Una base con colmillo, pero todavía por pulir
Serpent’s Gaze llega en acceso anticipado con una mezcla que, sobre el papel, tiene bastante gancho: acción en tercera persona con sabor Soulslike, estructura Roguelike y cooperativo para hasta cuatro jugadores. Es una combinación ambiciosa, y precisamente por eso se notan tanto sus virtudes como sus costuras.
La sensación general es clara: hay una buena idea debajo, pero todavía se percibe que el juego está en construcción. No es algo necesariamente negativo tratándose de un acceso anticipado, pero sí marca mucho la experiencia. Hay momentos en los que el combate, la tensión y la creación de builds encajan muy bien; otros, en cambio, dejan la impresión de que aún falta ajustar ritmo, equilibrio y pulido general.
Combate exigente y margen para experimentar
La parte Soulslike se aprecia en esa forma de plantear los enfrentamientos donde no conviene ir a lo loco. Cada combate pide medir distancias, leer ataques y decidir cuándo arriesgar. No estamos ante un juego de machacar botones sin pensar, sino ante una propuesta que quiere que cada error tenga peso.

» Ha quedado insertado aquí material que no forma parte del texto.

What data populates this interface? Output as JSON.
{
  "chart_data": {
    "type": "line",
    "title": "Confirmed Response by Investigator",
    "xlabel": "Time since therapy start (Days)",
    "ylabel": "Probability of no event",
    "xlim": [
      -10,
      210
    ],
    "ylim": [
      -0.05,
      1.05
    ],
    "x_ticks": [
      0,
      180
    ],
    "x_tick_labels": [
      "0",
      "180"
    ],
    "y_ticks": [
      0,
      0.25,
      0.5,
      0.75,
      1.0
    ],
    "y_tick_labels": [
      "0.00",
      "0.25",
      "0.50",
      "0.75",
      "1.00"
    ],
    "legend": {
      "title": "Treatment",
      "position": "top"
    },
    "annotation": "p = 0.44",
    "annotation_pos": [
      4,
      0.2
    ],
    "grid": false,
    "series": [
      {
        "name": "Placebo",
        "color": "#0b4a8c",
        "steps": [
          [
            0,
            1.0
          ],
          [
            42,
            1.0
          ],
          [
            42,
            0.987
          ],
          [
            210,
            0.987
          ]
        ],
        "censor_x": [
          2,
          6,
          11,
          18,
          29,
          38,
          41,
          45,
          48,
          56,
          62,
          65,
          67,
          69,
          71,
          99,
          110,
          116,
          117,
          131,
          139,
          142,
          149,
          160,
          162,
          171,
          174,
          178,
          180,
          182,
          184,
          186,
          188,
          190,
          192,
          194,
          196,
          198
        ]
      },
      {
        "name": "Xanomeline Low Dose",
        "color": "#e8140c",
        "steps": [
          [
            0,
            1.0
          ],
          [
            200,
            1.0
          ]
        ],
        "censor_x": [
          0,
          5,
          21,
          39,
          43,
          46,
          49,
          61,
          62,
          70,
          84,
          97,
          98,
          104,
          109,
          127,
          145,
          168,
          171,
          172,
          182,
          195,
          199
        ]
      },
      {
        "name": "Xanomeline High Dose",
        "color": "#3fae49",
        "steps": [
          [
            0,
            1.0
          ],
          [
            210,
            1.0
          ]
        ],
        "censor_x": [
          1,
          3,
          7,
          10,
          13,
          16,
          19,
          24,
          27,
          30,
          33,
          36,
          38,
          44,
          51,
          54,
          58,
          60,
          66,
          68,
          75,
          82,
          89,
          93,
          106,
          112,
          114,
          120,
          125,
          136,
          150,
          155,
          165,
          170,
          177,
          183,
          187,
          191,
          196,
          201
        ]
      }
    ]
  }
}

Lo interesante es cómo el componente Roguelike introduce variedad. A medida que avanzamos, podemos conseguir bendiciones, dones y reliquias que van modificando nuestra manera de jugar. Ahí Serpent’s Gaze encuentra una de sus mejores cartas: la posibilidad de construir una configuración propia, adaptada a nuestro estilo o al papel que queramos cumplir dentro del grupo.
Los atributos también apuntan buenas ideas. El atributo de plaga, por ejemplo, recompensa derrotar enemigos con mejoras temporales de estado, mientras que el de valor aumenta el daño cuanto menos salud tenemos. Son conceptos que invitan a jugar con riesgo, a estirar las situaciones peligrosas y a buscar sinergias que puedan convertir una partida difícil en una remontada muy satisfactoria.
Cooperativo como gran atractivo
El cooperativo para hasta cuatro jugadores puede ser uno de los pilares más fuertes de Serpent’s Gaze. Este tipo de propuesta gana mucho cuando cada jugador adopta un enfoque distinto, comparte recursos o se lanza a cubrir los errores de los demás en mitad de un combate complicado.
Jugado en compañía, el caos está mucho mejor justificado. Las builds pueden complementarse, los enfrentamientos ganan tensión y cada victoria tiene ese punto de celebración compartida que tanto ayuda a los Roguelike de acción. En solitario puede funcionar, pero da la sensación de que el juego está pensado para brillar más cuando hay coordinación y algún que otro grito por chat.
Escenarios con personalidad, aunque irregulares
La variedad de escenarios ayuda a que la aventura no parezca siempre el mismo pasillo con enemigos distintos. Desiertos, ruinas y catedrales ofrecen una base visual con potencial y un tono oscuro que encaja con la propuesta. Artísticamente hay una intención clara de construir un mundo hostil, solemne y algo decadente.

Aun así, es en este apartado donde también se nota el estado de acceso anticipado. Algunas zonas funcionan mejor que otras, ciertos detalles parecen necesitar más trabajo y no siempre todo transmite el mismo nivel de acabado. No falta identidad, falta rematarla.
En definitiva
Serpent’s Gaze merece la pena para quienes busquen un Soulslike Roguelike cooperativo con margen para experimentar y no les importe convivir con las asperezas del acceso anticipado. Ahora mismo se siente prometedor, con buenas ideas en sus builds y en su combate, pero también con espacio evidente de mejora. Si Feeble Minds sabe pulir sus sistemas y reforzar su contenido, puede crecer hasta convertirse en una propuesta mucho más sólida.